7 July 2008

Cutting the apron strings: Gaining confidence to venture out on your own

If you are in a job and have come on as a junior, then you need to accept the role as student and learn as much as you can from the people around you who have been on the job for a long time. But when is it time to take control and venture out on your own?

It is sometimes easy to stay in the student role because it is safe and if you have a strong mentor to live in their shadow, but that is not good for your career development. There does come a time when you need to step out of your comfortable position and take on the challenge of what you have learned.

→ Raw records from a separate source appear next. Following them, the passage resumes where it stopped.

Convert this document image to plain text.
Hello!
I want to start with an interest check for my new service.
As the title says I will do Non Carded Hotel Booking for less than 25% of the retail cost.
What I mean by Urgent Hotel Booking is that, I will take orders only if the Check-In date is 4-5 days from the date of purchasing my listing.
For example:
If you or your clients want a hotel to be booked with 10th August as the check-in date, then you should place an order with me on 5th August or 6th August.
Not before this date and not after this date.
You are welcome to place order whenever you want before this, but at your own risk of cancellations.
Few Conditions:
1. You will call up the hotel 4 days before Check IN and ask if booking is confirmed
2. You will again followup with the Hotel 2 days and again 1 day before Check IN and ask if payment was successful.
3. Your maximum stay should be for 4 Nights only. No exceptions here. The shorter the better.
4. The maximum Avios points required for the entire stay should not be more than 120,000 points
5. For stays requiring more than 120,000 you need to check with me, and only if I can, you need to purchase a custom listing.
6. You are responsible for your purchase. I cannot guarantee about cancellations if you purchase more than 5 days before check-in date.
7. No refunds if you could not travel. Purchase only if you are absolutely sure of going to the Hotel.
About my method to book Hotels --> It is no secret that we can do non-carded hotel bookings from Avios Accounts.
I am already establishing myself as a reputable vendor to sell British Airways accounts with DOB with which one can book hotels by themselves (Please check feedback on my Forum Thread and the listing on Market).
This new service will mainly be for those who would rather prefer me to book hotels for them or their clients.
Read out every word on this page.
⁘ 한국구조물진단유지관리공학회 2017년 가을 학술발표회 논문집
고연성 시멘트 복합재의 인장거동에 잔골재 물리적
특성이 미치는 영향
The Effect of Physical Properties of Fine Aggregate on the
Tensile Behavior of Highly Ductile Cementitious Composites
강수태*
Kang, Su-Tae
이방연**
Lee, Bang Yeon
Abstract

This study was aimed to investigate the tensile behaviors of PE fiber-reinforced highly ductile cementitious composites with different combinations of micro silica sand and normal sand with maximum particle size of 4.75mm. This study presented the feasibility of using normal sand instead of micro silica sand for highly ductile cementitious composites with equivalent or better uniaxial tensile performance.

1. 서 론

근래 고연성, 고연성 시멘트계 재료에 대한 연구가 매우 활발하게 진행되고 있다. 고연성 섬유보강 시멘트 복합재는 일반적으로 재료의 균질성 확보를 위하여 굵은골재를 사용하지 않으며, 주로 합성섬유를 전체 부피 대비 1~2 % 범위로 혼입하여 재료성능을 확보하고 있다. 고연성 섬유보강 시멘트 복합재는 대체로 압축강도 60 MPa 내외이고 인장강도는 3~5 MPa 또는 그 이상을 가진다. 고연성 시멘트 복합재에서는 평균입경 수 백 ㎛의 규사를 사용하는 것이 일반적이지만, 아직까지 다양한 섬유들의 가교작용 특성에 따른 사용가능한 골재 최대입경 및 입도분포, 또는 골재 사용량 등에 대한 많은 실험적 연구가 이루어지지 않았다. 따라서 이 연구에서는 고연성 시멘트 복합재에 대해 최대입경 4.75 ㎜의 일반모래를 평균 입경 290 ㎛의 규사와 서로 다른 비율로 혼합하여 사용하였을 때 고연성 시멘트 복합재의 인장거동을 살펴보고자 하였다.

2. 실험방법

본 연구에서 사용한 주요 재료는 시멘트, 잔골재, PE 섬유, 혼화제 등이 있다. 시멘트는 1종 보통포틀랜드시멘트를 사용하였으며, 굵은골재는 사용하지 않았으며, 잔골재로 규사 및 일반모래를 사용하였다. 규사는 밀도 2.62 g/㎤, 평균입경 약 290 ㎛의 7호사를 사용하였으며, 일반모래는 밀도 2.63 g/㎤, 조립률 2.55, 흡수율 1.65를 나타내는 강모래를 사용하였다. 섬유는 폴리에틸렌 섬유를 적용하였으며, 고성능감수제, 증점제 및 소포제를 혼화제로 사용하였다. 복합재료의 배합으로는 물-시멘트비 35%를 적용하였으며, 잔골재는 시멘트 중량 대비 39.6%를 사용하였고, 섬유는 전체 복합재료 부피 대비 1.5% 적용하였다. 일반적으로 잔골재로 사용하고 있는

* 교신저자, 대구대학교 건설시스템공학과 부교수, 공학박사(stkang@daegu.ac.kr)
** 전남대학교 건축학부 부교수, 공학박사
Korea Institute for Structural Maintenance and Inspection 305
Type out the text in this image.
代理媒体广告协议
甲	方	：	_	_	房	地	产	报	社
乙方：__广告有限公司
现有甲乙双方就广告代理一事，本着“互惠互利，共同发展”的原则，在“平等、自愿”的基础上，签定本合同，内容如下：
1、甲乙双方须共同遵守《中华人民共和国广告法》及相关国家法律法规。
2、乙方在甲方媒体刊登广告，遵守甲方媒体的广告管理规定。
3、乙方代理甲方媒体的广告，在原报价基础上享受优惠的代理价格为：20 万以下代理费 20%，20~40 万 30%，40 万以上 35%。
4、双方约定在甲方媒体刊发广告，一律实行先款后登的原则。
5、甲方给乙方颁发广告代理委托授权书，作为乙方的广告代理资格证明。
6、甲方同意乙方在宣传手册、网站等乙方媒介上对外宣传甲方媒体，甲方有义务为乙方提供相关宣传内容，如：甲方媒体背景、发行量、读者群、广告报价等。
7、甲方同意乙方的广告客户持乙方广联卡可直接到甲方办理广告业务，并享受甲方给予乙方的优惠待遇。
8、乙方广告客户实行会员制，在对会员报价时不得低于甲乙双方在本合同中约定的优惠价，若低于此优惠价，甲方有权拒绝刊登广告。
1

Here are some things that may be helpful to you:
  1. Accept mentorship if it is offered to you. This is invaluable and will help you in your career. Your co-workers will also be a source of information and help. They want to see you contributing to the team as quickly as possible.
  2. Don’t be afraid to ask questions, but you will find if you write the answer down in a Secretarial Manual, you will not have to ask as often. You can then refer back to it as often as you need to until you become comfortable with the task. It is always good however to get clarification if you do not understand a task that is given to you and then you might have to adjust what you have written about that particular task in your Manual.
  3. Evaluate yourself from time to time. You will notice you will refer less and less to your Manual as you start to know the ropes. See this as personal progress and know you are getting to a place where you will be able to take on some tasks on your own.
  4. If you are comfortable in an area and want to try to do it on your own, then do so, but initially I would recommend that you check with your mentor, or a co-worker, and go over it with them. You will reaffirm to yourself your knowledge of the task and give confidence to your mentor that you have been listening and learning. Many times the mentor has to also learn to let go and let you fly on your own.
  5. Don’t be discouraged if you make a mistake. This is part of the learning process. Take ownership of the error, but don’t dwell on it. Learn from your mistakes and try not to repeat them.
  6. Take the time to look things over. You are not in a race, although at times it might seem so with the pressures and stresses of today’s office environment. You want to get it done quickly, but it also needs to be accurate.
  7. As you gain confidence and take baby steps out on your own, you will see that others will start looking to you for help. Be available when the next new person comes on board. Learning through teaching is an excellent way to grow professionally.